Bucky used to shoot things, but smoking was somehow more socially acceptable. He inhaled slowly, held the smoke for a long moment, and exhaled sharply out the window.

“Disgusting,” Clint pulled a face.

More acceptable to everyone except Clint, who apparently didn't give a damn what anyone thought about shooting things.

“Where're we even going?” Bucky asked.

“It's a surprise,” Clint said. Clint had had a stupid smile on his face since he woke Bucky up that morning. Bucky, who had only managed to force an hour or so of sleep because of the late-night amorous adventures of their neighbors, was decidedly not in the mood for surprises, but he kept his mouth shut.

Mostly.

“Better be a good surprise,” he grumbled.

=

It wasn't a good surprise.

It was after lunch time before they finally stopped. Bucky was just about to insist that Clint just take the next exit so they could eat something (and so he could surreptitiously pop into a convenience store to buy another pack of cigarettes – he had started chainsmoking about an hour into the drive, which did not amuse Clint at all, and he was out) when Clint pulled off of the interstate. There were about a dozen different fast food places and several choices for gas stations, but Clint continued driving until they were on a quiet country road. Purple thistle and black-eyed susans grew in the ditches along the side of the road and a small breeze had picked up, blowing Bucky's hair off of his face as he leaned his temple against the frame of the open window.

Clint pulled off at a small clearing with several small structures. White picket fences surrounded a parking lot marked for _Visitors,_ and Clint parked the Range Rover at the far edge of the lot, away from other vehicles. Bucky got out and stretched his arms above his head. It was shaded and much cooler than the previous day had been, so he luxuriated in the movements, loosening muscles that had long gone stiff from being cooped up in the SUV all day.

“This way,” Clint said, pocketing his phone and starting off towards a tall brick building in the distance. Bucky followed along a few steps behind Clint, down a path that cut across the grounds. There were a few trees, but they were mostly surrounded by well-manicured lawn. A few people were wandering on the grounds, taking pictures of groups of friends in front of the building or the gardens, but it was mostly quiet. Clint cut around the building towards a small path between a few hedges marked _Cemetery._ The hell was he playing at? Bucky picked up his pace a bit, walking just behind Clint as they traversed a set of stairs into an open clearing.

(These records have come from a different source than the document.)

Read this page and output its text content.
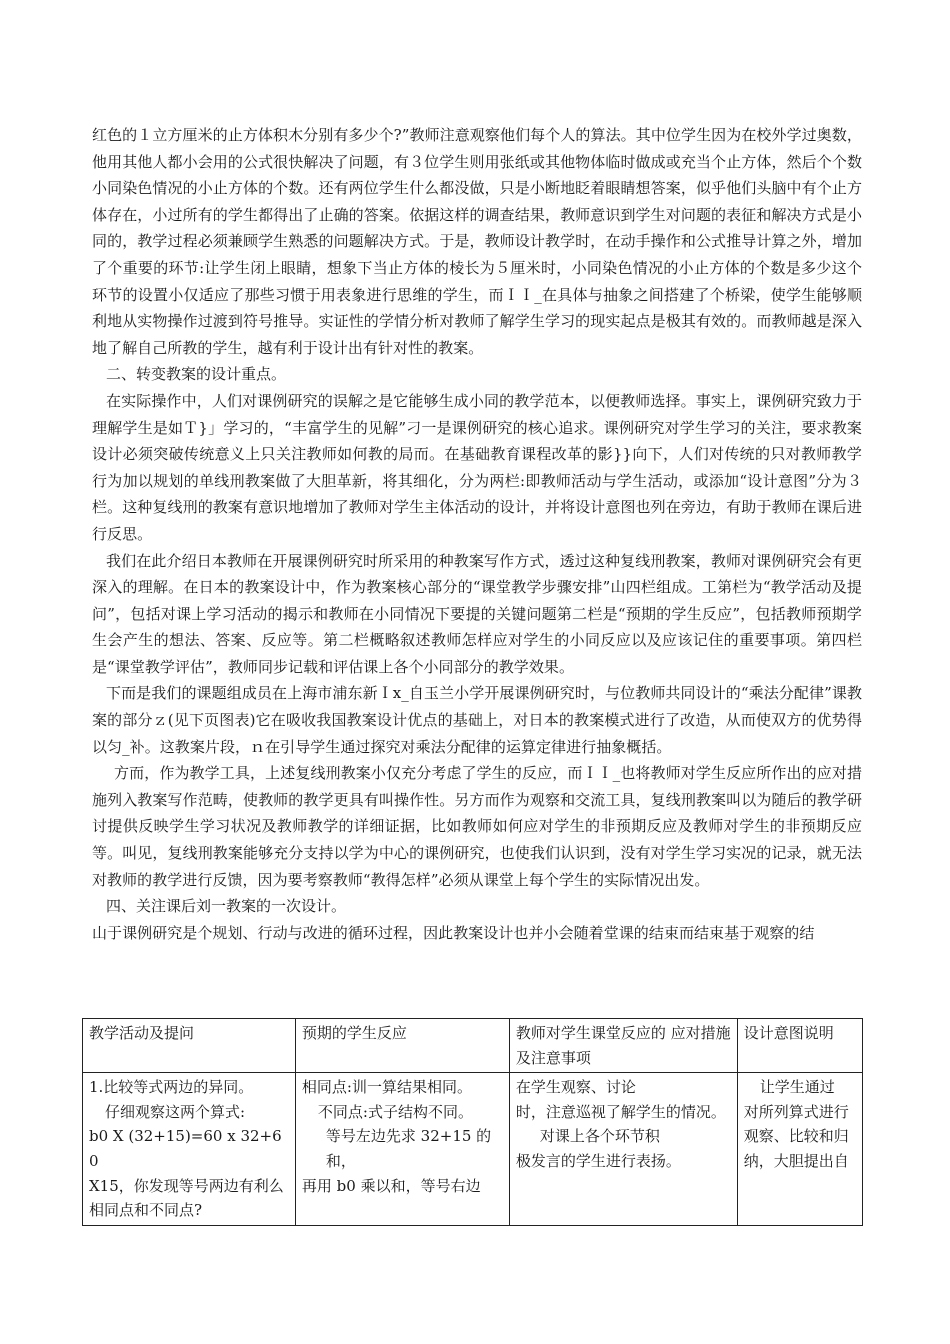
红色的１立方厘米的止方体积木分别有多少个?”教师注意观察他们每个人的算法。其中位学生因为在校外学过奥数，他用其他人都小会用的公式很快解决了问题，有３位学生则用张纸或其他物体临时做成或充当个止方体，然后个个数小同染色情况的小止方体的个数。还有两位学生什么都没做，只是小断地眨着眼睛想答案，似乎他们头脑中有个止方体存在，小过所有的学生都得出了止确的答案。依据这样的调查结果，教师意识到学生对问题的表征和解决方式是小同的，教学过程必须兼顾学生熟悉的问题解决方式。于是，教师设计教学时，在动手操作和公式推导计算之外，增加了个重要的环节:让学生闭上眼睛，想象下当止方体的棱长为５厘米时，小同染色情况的小止方体的个数是多少这个环节的设置小仅适应了那些习惯于用表象进行思维的学生，而ＩＩ_在具体与抽象之间搭建了个桥梁，使学生能够顺利地从实物操作过渡到符号推导。实证性的学情分析对教师了解学生学习的现实起点是极其有效的。而教师越是深入地了解自己所教的学生，越有利于设计出有针对性的教案。

二、转变教案的设计重点。

在实际操作中，人们对课例研究的误解之是它能够生成小同的教学范本，以便教师选择。事实上，课例研究致力于理解学生是如Ｔ}」学习的，“丰富学生的见解”刁一是课例研究的核心追求。课例研究对学生学习的关注，要求教案设计必须突破传统意义上只关注教师如何教的局而。在基础教育课程改革的影}}向下，人们对传统的只对教师教学行为加以规划的单线刑教案做了大胆革新，将其细化，分为两栏:即教师活动与学生活动，或添加“设计意图”分为３栏。这种复线刑的教案有意识地增加了教师对学生主体活动的设计，并将设计意图也列在旁边，有助于教师在课后进行反思。

我们在此介绍日本教师在开展课例研究时所采用的种教案写作方式，透过这种复线刑教案，教师对课例研究会有更深入的理解。在日本的教案设计中，作为教案核心部分的“课堂教学步骤安排”山四栏组成。工第栏为“教学活动及提问”，包括对课上学习活动的揭示和教师在小同情况下要提的关键问题第二栏是“预期的学生反应”，包括教师预期学生会产生的想法、答案、反应等。第二栏概略叙述教师怎样应对学生的小同反应以及应该记住的重要事项。第四栏是“课堂教学评估”，教师同步记载和评估课上各个小同部分的教学效果。

下而是我们的课题组成员在上海市浦东新Ｉx_自玉兰小学开展课例研究时，与位教师共同设计的“乘法分配律”课教案的部分ｚ(见下页图表)它在吸收我国教案设计优点的基础上，对日本的教案模式进行了改造，从而使双方的优势得以匀_补。这教案片段，ｎ在引导学生通过探究对乘法分配律的运算定律进行抽象概括。

方而，作为教学工具，上述复线刑教案小仅充分考虑了学生的反应，而ＩＩ_也将教师对学生反应所作出的应对措施列入教案写作范畴，使教师的教学更具有叫操作性。另方而作为观察和交流工具，复线刑教案叫以为随后的教学研讨提供反映学生学习状况及教师教学的详细证据，比如教师如何应对学生的非预期反应及教师对学生的非预期反应等。叫见，复线刑教案能够充分支持以学为中心的课例研究，也使我们认识到，没有对学生学习实况的记录，就无法对教师的教学进行反馈，因为要考察教师“教得怎样”必须从课堂上每个学生的实际情况出发。

四、关注课后刘一教案的一次设计。

山于课例研究是个规划、行动与改进的循环过程，因此教案设计也并小会随着堂课的结束而结束基于观察的结

教学活动及提问	预期的学生反应	教师对学生课堂反应的 应对措施及注意事项	设计意图说明

1.比较等式两边的异同。
仔细观察这两个算式:
b0 X (32+15)=60 x 32+60
X15，你发现等号两边有利么相同点和不同点?	相同点:训一算结果相同。
不同点:式子结构不同。
等号左边先求 32+15 的和，
再用 b0 乘以和，等号右边	在学生观察、讨论
时，注意巡视了解学生的情况。
对课上各个环节积
极发言的学生进行表扬。	让学生通过
对所列算式进行
观察、比较和归纳，大胆提出自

There was only one grave marker, a bit off in the distance near a post-and-wire fence. Bucky looked at Clint, who had pulled his phone out again. Bucky shook his head and started walking towards the grave.

ARM OF STONEWALL JACKSON

MAY 3, 1963

Bucky frowned. Just his _arm? “_ Clint?” he called.

Clint came jogging over, a grin on his tanned face and his blonde hair mussed. He had his phone held up like he was taking a picture. “What d'you think? Pretty nuts, huh?”

Bucky took a hearty breath, trying to find stillness so he didn't haul off and punch Clint on the grounds of a National Park. “Is this a joke to you?” he asked, maybe a bit more shrilly than he would have liked.

Clint started to speak, but Bucky cut him off. “You're an ass, Barton.” He stalked off to the side of the clearing where a patch of flowers was growing. He pulled a few and brought them back to the grave. He may not have agreed with the guy's politics on well... anything, but the poor bastard lost his arm, they gave it its own gravestone, and now dipshits like Clint Barton were visiting it for laughs.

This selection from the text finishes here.